Fig. 2: Estimates of the attributable fraction for vaccine-preventable infections.
From: Childhood vaccines and antibiotic use in low- and middle-income countries

a, b, We illustrate estimates of pathogen-specific attributable fractions of vaccine-serotype pneumococci for children aged 0–59 months (a, left) and 24–59 months (a, right), and rotavirus for children aged 0–23 months (b). c, We also illustrate distributions of vaccine efficacy estimates against infections involving the vaccine-targeted organism, as estimated using meta-analyses (Supplementary Table 7); these estimates provided a basis for computing the attributable fraction (Supplementary Tables 1, 2). We considered PCV efficacy against vaccine-serotype invasive pneumococcal disease for the primary analysis (left). A secondary analysis (Supplementary Table 8) used PCV efficacy against culture-confirmed pneumococcal vaccine-serotype acute otitis media.

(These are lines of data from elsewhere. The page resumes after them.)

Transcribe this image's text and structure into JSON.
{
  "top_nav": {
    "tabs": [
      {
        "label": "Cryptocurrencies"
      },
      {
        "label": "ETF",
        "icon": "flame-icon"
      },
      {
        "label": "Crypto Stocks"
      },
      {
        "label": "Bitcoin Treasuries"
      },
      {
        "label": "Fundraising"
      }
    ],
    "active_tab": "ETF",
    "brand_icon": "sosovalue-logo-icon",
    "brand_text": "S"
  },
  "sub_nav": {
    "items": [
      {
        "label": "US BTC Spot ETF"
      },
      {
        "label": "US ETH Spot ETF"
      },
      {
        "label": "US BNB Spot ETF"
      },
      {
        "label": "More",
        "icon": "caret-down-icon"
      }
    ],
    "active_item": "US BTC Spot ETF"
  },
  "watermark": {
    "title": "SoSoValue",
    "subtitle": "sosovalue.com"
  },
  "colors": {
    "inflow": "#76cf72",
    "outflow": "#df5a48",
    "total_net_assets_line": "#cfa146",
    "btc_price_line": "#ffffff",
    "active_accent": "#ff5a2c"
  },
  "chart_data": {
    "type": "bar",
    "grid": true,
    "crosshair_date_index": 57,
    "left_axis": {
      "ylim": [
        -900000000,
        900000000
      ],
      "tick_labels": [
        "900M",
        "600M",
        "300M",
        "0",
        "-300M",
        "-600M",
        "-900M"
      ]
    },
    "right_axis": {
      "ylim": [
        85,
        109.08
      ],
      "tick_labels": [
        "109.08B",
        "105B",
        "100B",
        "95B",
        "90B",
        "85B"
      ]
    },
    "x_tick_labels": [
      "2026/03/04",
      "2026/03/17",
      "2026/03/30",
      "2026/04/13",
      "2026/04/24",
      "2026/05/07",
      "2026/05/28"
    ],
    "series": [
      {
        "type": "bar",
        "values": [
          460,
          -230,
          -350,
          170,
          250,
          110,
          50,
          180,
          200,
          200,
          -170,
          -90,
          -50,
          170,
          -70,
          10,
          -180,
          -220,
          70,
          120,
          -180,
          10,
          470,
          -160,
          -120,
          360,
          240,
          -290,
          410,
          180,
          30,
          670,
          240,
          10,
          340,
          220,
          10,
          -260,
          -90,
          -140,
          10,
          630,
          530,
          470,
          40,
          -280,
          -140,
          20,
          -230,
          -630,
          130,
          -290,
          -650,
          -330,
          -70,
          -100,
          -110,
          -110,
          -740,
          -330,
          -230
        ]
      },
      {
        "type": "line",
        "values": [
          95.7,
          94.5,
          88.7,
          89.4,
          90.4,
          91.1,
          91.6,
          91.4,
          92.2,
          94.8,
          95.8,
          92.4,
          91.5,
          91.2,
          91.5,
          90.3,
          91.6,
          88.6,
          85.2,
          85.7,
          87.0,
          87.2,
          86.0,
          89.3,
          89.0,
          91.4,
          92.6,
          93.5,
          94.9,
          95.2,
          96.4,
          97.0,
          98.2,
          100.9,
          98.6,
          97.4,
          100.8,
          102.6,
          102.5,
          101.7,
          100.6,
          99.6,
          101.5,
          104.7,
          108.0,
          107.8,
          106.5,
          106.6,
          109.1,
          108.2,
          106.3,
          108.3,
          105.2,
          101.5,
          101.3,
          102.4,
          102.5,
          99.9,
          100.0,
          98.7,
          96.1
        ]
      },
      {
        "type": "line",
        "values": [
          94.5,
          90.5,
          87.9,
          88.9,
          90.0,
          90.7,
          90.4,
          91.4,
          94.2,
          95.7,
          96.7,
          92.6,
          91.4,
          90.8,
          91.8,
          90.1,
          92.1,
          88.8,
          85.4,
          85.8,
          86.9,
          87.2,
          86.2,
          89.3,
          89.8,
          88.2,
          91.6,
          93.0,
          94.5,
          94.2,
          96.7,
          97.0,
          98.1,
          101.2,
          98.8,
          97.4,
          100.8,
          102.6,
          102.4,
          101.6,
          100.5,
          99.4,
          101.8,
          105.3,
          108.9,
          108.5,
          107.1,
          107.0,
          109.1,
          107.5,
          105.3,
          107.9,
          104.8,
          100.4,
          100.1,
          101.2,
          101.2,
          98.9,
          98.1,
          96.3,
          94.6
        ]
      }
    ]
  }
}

For rotavirus (right), we stratified estimates of human monovalent rotavirus vaccine (Rotarix) efficacy against rotavirus gastroenteritis in children aged 0–23 months in middle-income countries and low-income countries to account for the differential efficacy in these settings, and obtained a pooled estimate of the attributable fraction weighted by the number of children residing in middle-income countries and low-income countries (Methods). VE, vaccine effectiveness. Points and lines indicate median estimates and 95% confidence intervals, respectively. Quantiles are obtained through 2,000 independent draws from the distribution of estimates.